Affichage des articles dont le libellé est nom. Afficher tous les articles
Affichage des articles dont le libellé est nom. Afficher tous les articles

mercredi 29 octobre 2014

La féminisation des noms de métier, de fonction ou de titre


La Communauté française de Belgique a adopté, le 21 juin 1993, un décret visant à féminiser les noms de métier, fonction, grade et titre. Ce décret de féminisation répond à l'évolution de la société où les femmes occupent de plus en plus de postes professionnels. Il permet de promouvoir l'égalité entre les hommes et les femmes car l'usage qui consistait à désigner des femmes par un terme masculin leur imposait des dénominations qui niaient une part importante de leur identité et occultait le rôle effectif qu'elles prennent sur les diverses scènes de la vie active.
Plusieurs pays francophones ont également pris des mesures institutionnelles en la matière :
en 1979, la Gazette officielle du Québec publiait un avis où l'Office de la langue française recommandait la féminisation des titres.
en 1986, la France publiait une circulaire au Journal officiel, sur la féminisation des noms de métier, grade ou titre, circulaire qui, n'a cependant jamais été réellement appliquée.
en 1988, la Suisse, plus particulièrement le Canton de Genève, adoptait un règlement dans le même sens.

1. Les noms terminés au masculin par une voyelle dans l'écriture
Lorsqu'un « e » termine déjà la forme masculine, la forme féminine est identique à la forme masculine (ces formes sont dites épicènes).
Exemples : une accordéoniste, une bandagiste, une cardiologue, ...
N.B. : il ne semble pas adéquat de créer des mots nouveaux en -esse car le procédé paraît vieilli. Néanmoins, les emplois consacrés par l'usage, tels que poétesse, prophétesse restent en vigueur.
Lorsque les voyelles -a ou -o terminent la forme masculine, la forme féminine est identique à la forme masculine.

Exemples : une dactylo, une imprésario, une soprano.

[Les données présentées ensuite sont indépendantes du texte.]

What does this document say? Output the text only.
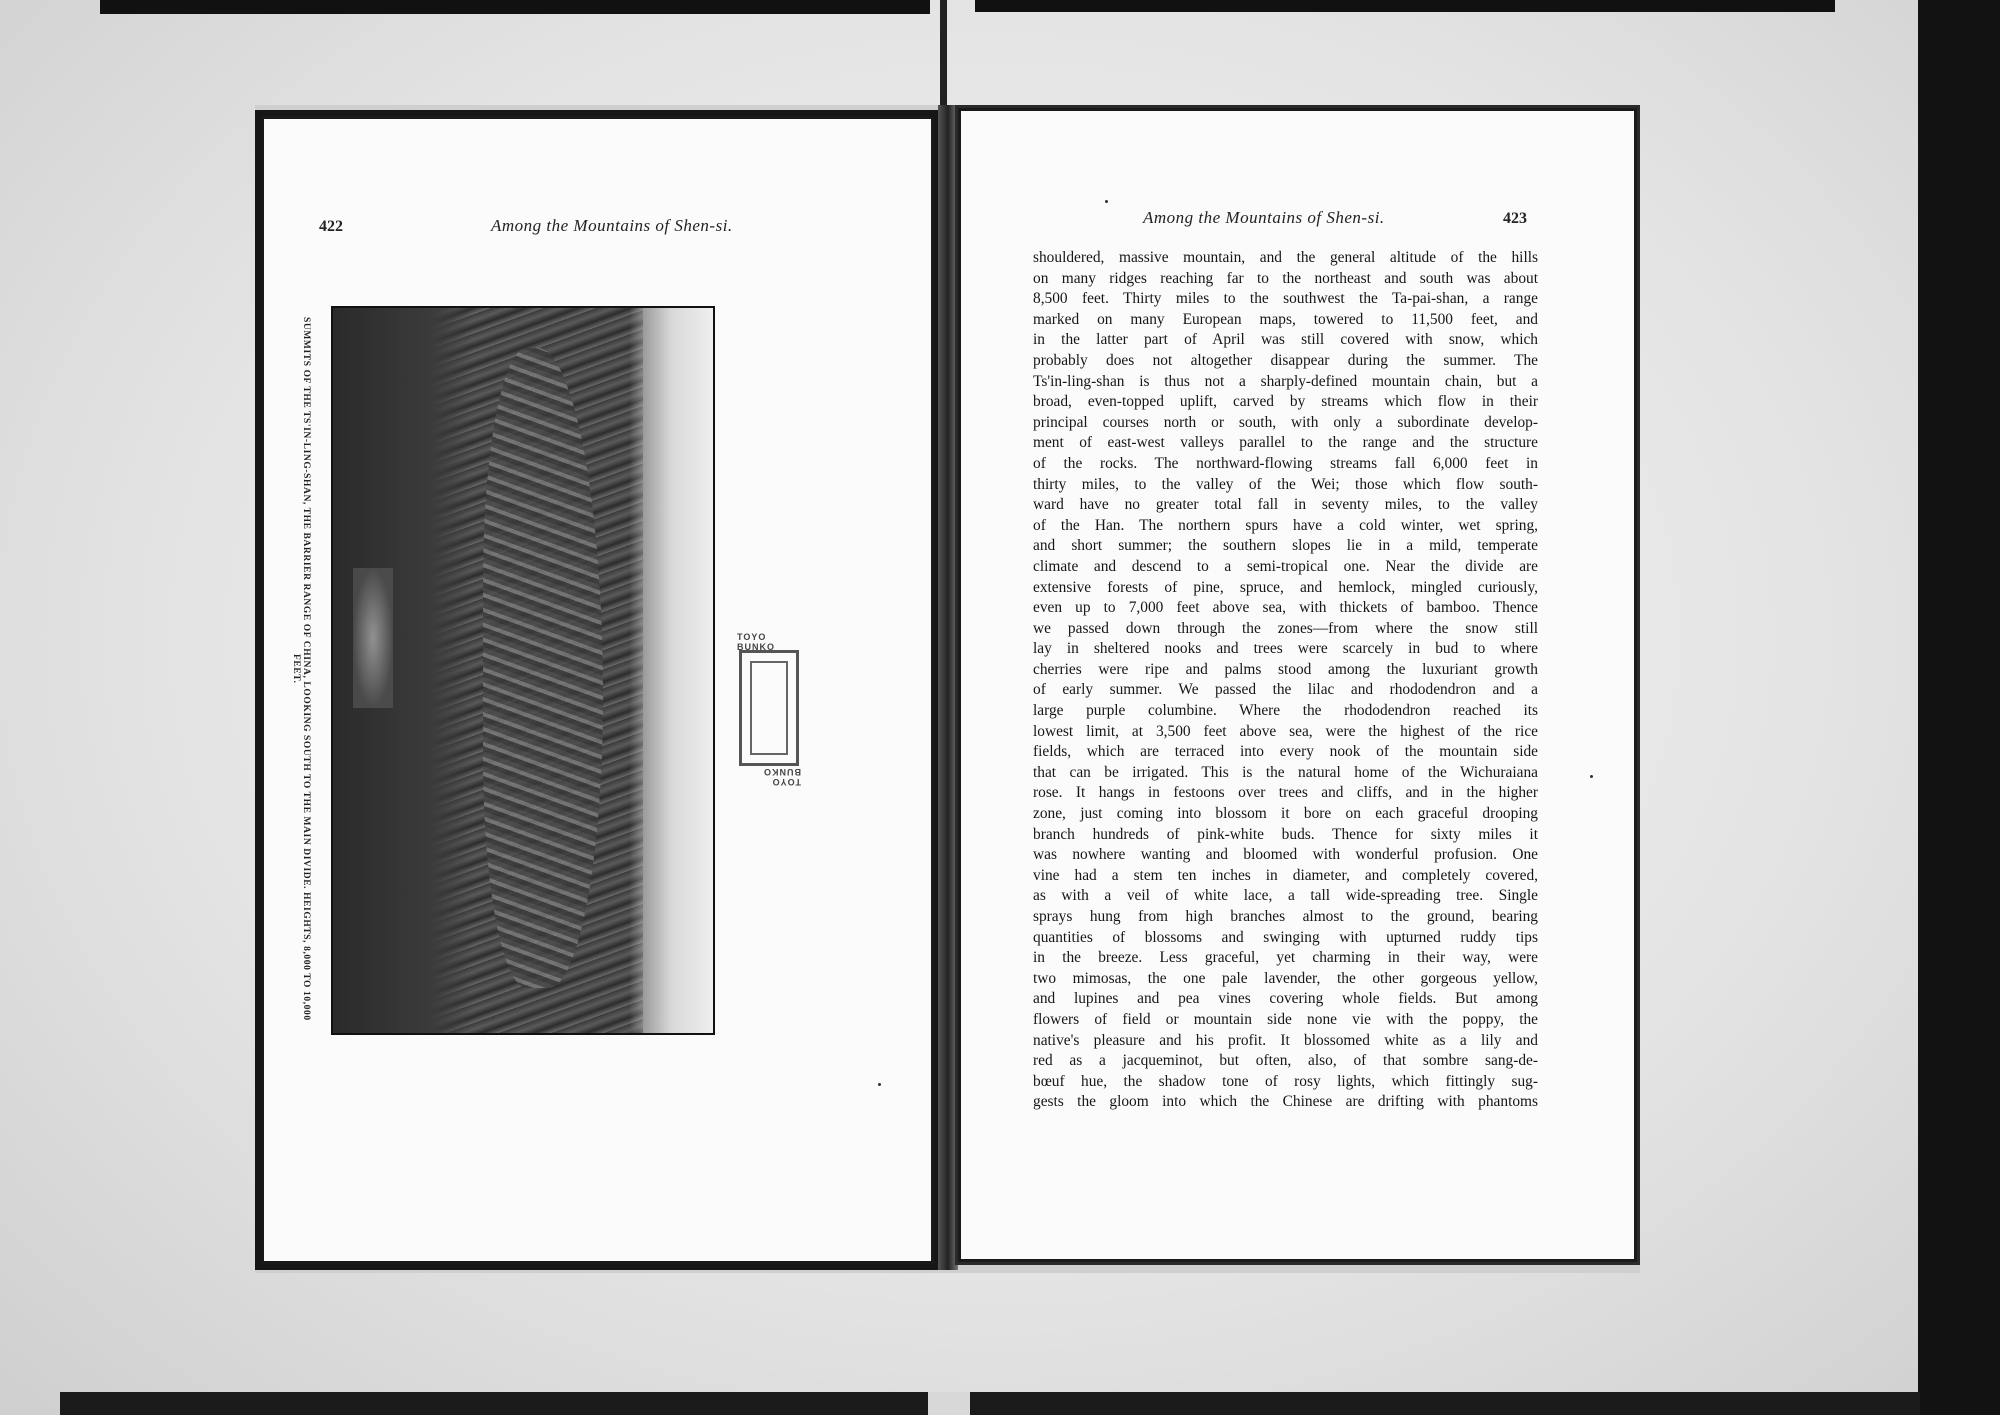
422	Among the Mountains of Shen-si.
SUMMITS OF THE TS'IN-LING-SHAN, THE BARRIER RANGE OF CHINA, LOOKING SOUTH TO THE MAIN DIVIDE. HEIGHTS, 8,000 TO 10,000 FEET.
Among the Mountains of Shen-si.	423
shouldered, massive mountain, and the general altitude of the hills
on many ridges reaching far to the northeast and south was about
8,500 feet. Thirty miles to the southwest the Ta-pai-shan, a range
marked on many European maps, towered to 11,500 feet, and
in the latter part of April was still covered with snow, which
probably does not altogether disappear during the summer. The
Ts'in-ling-shan is thus not a sharply-defined mountain chain, but a
broad, even-topped uplift, carved by streams which flow in their
principal courses north or south, with only a subordinate develop-
ment of east-west valleys parallel to the range and the structure
of the rocks. The northward-flowing streams fall 6,000 feet in
thirty miles, to the valley of the Wei; those which flow south-
ward have no greater total fall in seventy miles, to the valley
of the Han. The northern spurs have a cold winter, wet spring,
and short summer; the southern slopes lie in a mild, temperate
climate and descend to a semi-tropical one. Near the divide are
extensive forests of pine, spruce, and hemlock, mingled curiously,
even up to 7,000 feet above sea, with thickets of bamboo. Thence
we passed down through the zones—from where the snow still
lay in sheltered nooks and trees were scarcely in bud to where
cherries were ripe and palms stood among the luxuriant growth
of early summer. We passed the lilac and rhododendron and a
large purple columbine. Where the rhododendron reached its
lowest limit, at 3,500 feet above sea, were the highest of the rice
fields, which are terraced into every nook of the mountain side
that can be irrigated. This is the natural home of the Wichuraiana
rose. It hangs in festoons over trees and cliffs, and in the higher
zone, just coming into blossom it bore on each graceful drooping
branch hundreds of pink-white buds. Thence for sixty miles it
was nowhere wanting and bloomed with wonderful profusion. One
vine had a stem ten inches in diameter, and completely covered,
as with a veil of white lace, a tall wide-spreading tree. Single
sprays hung from high branches almost to the ground, bearing
quantities of blossoms and swinging with upturned ruddy tips
in the breeze. Less graceful, yet charming in their way, were
two mimosas, the one pale lavender, the other gorgeous yellow,
and lupines and pea vines covering whole fields. But among
flowers of field or mountain side none vie with the poppy, the
native's pleasure and his profit. It blossomed white as a lily and
red as a jacqueminot, but often, also, of that sombre sang-de-
bœuf hue, the shadow tone of rosy lights, which fittingly sug-
gests the gloom into which the Chinese are drifting with phantoms
TOYO BUNKO
TOYO BUNKO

2. Les noms terminés au masculin par une consonne dans l'écriture

A. En général, le féminin des noms de métiers et de fonctions est formé par l'adjonction d'un « e » final à la forme masculine.
Exemples : une artisane, une commise, une échevine, une lieutenante, une magistrate, une présidente,…
Cette règle générale implique dans certaines occasions des conséquences orthographiques :
a) le redoublement de la consonne finale :

- -el/-elle
Exemple : une contractuelle.
- -ien/-ienne
Exemples : une chirurgienne, une doyenne, une mécanicienne, une pharmacienne.
- -on/-onne
Exemple : une maçonne.

b) l'apparition d'un accent grave :

- -er/-ère
Exemples : une conseillère, une huissière, une officière, une ouvrière.
- -et/-ète
Exemple : une préfète.

B. Lorsque le nom masculin se termine par -eur :

a) la forme féminine se termine par -euse lorsqu'au nom correspond un verbe en rapport sémantique direct.
Exemples : une carreleuse, une chercheuse, une contrôleuse, une vendeuse.
 
b) la forme féminine est identique à la forme masculine lorsqu'au nom ne correspond pas de verbe.
Exemples : une docteur, une ingénieur, une procureur, une professeur. 
Cas particuliers : une ambassadrice, une chroniqueuse...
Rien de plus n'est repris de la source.